6. Murray suspected that the prejudice and discrimination she faced because of her race, sex, and sexuality thwarted her professional advancement and contributed to her marginality in the historical record? What do you think?

7.Murray was a self-described individualist and temperamentally shy. She also had a thyroid disorder that caused mood swings. How might these factors have frustrated her relationships and ambition?

8. How did the early life experiences of Pauli Murray and Eleanor Roosevelt influence the kind of leaders they became?

9. The campaign to save the life of Odell Waller was unsuccessful. However, it fostered an alliance between Pauli Murray and Eleanor Roosevelt that became a turning point in their budding friendship. What aspects of the case drew them together, and why? Do you see any parallel between the Odell Waller case and the contemporary debate about the interrelationship of race, class, voting rights, and criminal justice?

10. Both Pauli Murray and ER were women of faith. How did this influenced their actions?

11. Pauli Murray said she went to Howard University Law School intent on becoming a civil rights lawyer and she graduated “unabashed feminist as well.” How did the law school experience influence her thinking?

12. Do you think that the friendship between Pauli Murray and Eleanor Roosevelt changed their political views? Did Murray ever move toward the center? Did Eleanor Roosevelt move left?

13. Pauli Murray coined the term “Jane Crow.” Explain what she meant by this.

14. The student protests Pauli Murray and her fellow Howardites mounted to desegregate Washington, D.C. restaurants were a model for the lunch counter sit-ins of the 1960s. What common strategies did the two groups share?

15. Why and how did Eleanor Roosevelt’s support of African Americans, especially during World War II, create tension in the White House, resentment from the administration’s enemies, and admiration from blacks and progressives?

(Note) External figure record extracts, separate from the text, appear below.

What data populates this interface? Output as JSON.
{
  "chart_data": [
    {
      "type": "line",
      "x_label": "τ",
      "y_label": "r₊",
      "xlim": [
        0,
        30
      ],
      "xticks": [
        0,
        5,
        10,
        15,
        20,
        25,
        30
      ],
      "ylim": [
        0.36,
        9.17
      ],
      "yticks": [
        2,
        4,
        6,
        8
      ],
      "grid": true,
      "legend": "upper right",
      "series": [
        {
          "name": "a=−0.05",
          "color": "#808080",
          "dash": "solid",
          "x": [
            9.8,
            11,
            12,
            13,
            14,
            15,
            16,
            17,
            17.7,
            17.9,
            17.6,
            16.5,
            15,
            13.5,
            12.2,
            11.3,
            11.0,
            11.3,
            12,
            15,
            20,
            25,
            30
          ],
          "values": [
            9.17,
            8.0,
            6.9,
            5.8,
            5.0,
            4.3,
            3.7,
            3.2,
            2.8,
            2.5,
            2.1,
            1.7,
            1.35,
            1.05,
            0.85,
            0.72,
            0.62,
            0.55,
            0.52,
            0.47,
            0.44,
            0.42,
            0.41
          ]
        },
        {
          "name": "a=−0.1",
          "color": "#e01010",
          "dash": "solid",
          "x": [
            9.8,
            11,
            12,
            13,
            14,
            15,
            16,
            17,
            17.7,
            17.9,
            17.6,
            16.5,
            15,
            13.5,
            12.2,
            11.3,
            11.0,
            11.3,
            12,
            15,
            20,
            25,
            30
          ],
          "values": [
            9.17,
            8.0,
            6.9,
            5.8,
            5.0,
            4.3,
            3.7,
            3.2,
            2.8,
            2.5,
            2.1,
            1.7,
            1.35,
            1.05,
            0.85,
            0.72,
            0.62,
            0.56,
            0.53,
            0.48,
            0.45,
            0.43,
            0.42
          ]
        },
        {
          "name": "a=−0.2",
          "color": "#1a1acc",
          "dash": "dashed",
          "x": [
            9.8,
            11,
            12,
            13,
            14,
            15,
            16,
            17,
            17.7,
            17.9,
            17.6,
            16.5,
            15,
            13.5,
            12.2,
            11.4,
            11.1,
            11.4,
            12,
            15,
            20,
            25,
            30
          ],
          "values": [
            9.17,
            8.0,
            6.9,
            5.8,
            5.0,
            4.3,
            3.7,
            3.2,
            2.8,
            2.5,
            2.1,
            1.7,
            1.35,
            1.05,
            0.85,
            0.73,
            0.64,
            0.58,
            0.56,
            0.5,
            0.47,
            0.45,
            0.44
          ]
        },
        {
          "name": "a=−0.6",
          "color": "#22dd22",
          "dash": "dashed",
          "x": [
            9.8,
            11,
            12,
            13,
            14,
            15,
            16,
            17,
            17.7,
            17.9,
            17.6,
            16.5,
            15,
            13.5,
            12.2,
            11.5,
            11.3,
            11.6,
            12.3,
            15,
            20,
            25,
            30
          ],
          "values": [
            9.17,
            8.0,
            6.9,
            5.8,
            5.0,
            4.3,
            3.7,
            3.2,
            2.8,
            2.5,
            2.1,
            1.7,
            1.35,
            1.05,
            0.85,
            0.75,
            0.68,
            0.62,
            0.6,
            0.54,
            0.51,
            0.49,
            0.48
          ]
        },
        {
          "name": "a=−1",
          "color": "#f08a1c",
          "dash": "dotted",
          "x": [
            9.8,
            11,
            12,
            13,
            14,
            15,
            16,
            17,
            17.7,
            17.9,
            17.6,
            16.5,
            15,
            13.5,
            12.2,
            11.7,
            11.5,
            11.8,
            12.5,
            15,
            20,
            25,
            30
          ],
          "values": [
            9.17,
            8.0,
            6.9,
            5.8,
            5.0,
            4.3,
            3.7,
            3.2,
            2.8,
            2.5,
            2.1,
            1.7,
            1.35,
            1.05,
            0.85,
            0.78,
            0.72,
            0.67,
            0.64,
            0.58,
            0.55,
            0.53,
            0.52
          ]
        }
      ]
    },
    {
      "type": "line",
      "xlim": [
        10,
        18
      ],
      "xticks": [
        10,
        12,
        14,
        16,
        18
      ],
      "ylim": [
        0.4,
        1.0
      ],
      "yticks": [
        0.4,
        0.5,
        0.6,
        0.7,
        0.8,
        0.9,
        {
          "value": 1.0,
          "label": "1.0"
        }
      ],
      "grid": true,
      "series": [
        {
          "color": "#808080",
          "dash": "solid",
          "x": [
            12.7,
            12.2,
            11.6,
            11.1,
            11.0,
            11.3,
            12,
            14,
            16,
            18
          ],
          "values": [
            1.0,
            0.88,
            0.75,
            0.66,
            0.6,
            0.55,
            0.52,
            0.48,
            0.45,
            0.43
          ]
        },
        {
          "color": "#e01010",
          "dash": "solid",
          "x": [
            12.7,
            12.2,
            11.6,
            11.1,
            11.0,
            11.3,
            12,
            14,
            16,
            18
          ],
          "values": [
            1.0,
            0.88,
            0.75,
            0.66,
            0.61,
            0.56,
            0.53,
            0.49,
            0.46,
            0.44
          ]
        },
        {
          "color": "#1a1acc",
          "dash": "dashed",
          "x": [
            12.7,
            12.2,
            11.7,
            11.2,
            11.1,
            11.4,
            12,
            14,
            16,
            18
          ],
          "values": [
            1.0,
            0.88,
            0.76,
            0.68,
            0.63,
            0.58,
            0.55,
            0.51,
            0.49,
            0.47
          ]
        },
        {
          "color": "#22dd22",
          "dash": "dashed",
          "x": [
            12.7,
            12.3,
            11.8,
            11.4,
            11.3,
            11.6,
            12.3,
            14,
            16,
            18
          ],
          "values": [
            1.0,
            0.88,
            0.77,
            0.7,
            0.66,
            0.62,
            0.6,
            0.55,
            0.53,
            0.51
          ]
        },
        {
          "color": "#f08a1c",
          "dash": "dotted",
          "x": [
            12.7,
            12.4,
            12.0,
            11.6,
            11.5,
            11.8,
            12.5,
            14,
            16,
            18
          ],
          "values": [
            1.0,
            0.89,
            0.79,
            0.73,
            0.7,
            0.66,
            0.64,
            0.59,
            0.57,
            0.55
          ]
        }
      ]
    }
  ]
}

16. The author has found no correspondence in which Murray discussed her sexuality with Eleanor Roosevelt. Do you think ER may have figured this out? If so, why?

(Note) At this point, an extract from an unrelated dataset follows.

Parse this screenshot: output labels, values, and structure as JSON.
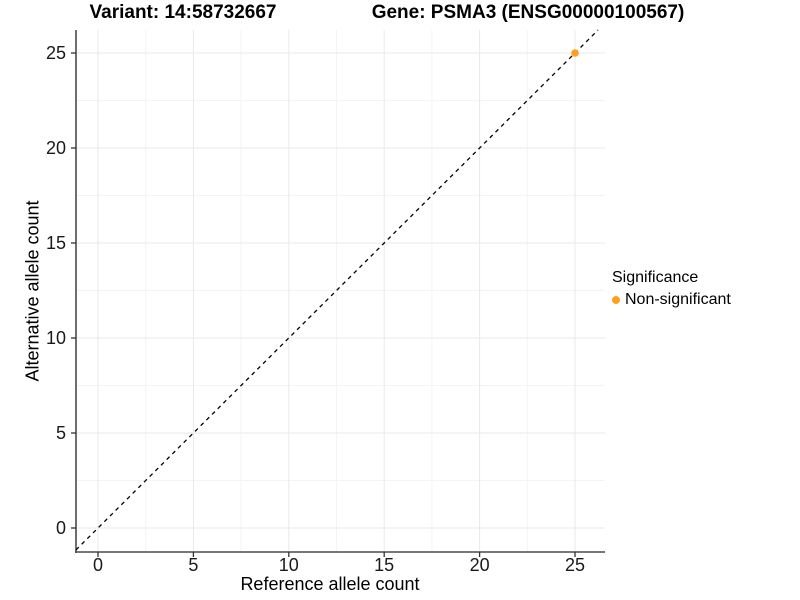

17. For what reasons did Pauli Murray come to regard Eleanor Roosevelt as quasi-kin? How did ER demonstrate her fondness and concern for Murray? And how did Murray demonstrate her fondness and concern for ER?

18.  Explain the intellectual and personal connections Murray had to the argument and people involved in the U.S. Supreme Court’s historic Brown decision.

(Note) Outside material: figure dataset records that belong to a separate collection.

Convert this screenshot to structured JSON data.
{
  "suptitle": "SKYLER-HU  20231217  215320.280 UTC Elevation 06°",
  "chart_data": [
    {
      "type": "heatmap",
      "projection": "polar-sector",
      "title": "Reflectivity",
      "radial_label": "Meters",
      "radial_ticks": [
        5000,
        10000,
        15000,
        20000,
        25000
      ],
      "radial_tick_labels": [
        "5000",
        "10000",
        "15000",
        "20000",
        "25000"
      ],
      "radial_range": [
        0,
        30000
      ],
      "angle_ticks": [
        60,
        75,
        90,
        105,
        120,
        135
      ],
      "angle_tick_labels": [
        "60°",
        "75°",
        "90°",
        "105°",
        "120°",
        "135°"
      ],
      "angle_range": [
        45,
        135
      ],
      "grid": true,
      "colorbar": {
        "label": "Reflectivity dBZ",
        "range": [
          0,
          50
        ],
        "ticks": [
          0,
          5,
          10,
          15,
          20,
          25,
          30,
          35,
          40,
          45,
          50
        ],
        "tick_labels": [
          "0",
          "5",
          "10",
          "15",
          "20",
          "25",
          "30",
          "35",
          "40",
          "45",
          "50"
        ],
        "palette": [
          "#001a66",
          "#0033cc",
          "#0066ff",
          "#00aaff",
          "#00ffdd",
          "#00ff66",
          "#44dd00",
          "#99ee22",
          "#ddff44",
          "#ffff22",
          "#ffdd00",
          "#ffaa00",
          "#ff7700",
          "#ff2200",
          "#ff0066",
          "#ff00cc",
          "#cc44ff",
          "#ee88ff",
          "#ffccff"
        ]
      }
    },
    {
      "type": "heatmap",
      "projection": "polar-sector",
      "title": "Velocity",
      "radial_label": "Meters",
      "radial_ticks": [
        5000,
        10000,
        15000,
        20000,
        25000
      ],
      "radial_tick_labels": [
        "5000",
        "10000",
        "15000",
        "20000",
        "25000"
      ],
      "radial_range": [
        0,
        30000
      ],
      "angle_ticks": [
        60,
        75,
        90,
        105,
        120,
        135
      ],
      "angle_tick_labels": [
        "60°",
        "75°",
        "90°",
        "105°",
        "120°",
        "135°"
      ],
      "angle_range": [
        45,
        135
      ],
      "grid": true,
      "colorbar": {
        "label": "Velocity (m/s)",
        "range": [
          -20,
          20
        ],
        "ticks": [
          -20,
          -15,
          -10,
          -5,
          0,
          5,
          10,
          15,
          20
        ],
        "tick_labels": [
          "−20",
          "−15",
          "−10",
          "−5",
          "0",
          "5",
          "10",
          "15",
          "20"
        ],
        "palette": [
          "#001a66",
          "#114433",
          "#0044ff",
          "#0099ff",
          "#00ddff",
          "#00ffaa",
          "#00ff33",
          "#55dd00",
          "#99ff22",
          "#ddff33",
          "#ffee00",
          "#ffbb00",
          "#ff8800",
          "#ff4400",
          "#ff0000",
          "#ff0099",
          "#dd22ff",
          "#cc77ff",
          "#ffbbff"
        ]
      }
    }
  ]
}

19. How did McCarthyism touch Pauli Murray and her friends?

20. On what issues did Pauli Murray and Eleanor Roosevelt agree and disagree regarding the 1956 Adlai Stevenson presidential campaign?

21. What fueled the writing of Pauli Murray’s family memoir Proud Shoes?

22. What were the benefits, as well as the challenges Murray faced as a junior associate at the firm of Paul, Weiss, Rifkind, Wharton and Garrison?

23. What made Pauli Murray’s partnership with Irene Barlow the most satisfying relationship of her adult life?

24. How did Murray’s expectations of Africa measure up against her experience?

25. How did Eleanor Roosevelt’s response to the student movement of the early 1960s compare to her response to youth activists in the 1930s and 1940s when she was first lady?

26. Did Pauli Murray and Eleanor Roosevelt differ in their view of John F. Kennedy?

27. Eleanor Roosevelt died in November 1962, four months after Murray’s last visit to Val-Kill. Describe how Murray sought to honor her friendship with ER and keep the first lady’s legacy alive until her own death in July 1985.

28. What is Pauli Murray’s lasting contribution to the struggle for women’s equality?

29. The file the FBI created on Pauli Murray contained a number of accusations about her affiliations and her character? How were they used against her?

30. Why did Pauli Murray become a priest and how did she define her mission?

About this Author

PATRICIA BELL-SCOTT is professor emerita of women’s studies and human development and family science at the University of Georgia. Her previous books include Life Notes: Personal Writings by Contemporary Black Women, Flat-Footed Truths: Telling Black Women’s Lives, and Double Stitch: Black Women Write About Mothers & Daughters, which won the Letitia Woods Brown Memorial Book Prize. She lives in Athens, Georgia, with her husband, Charles V. Underwood Jr.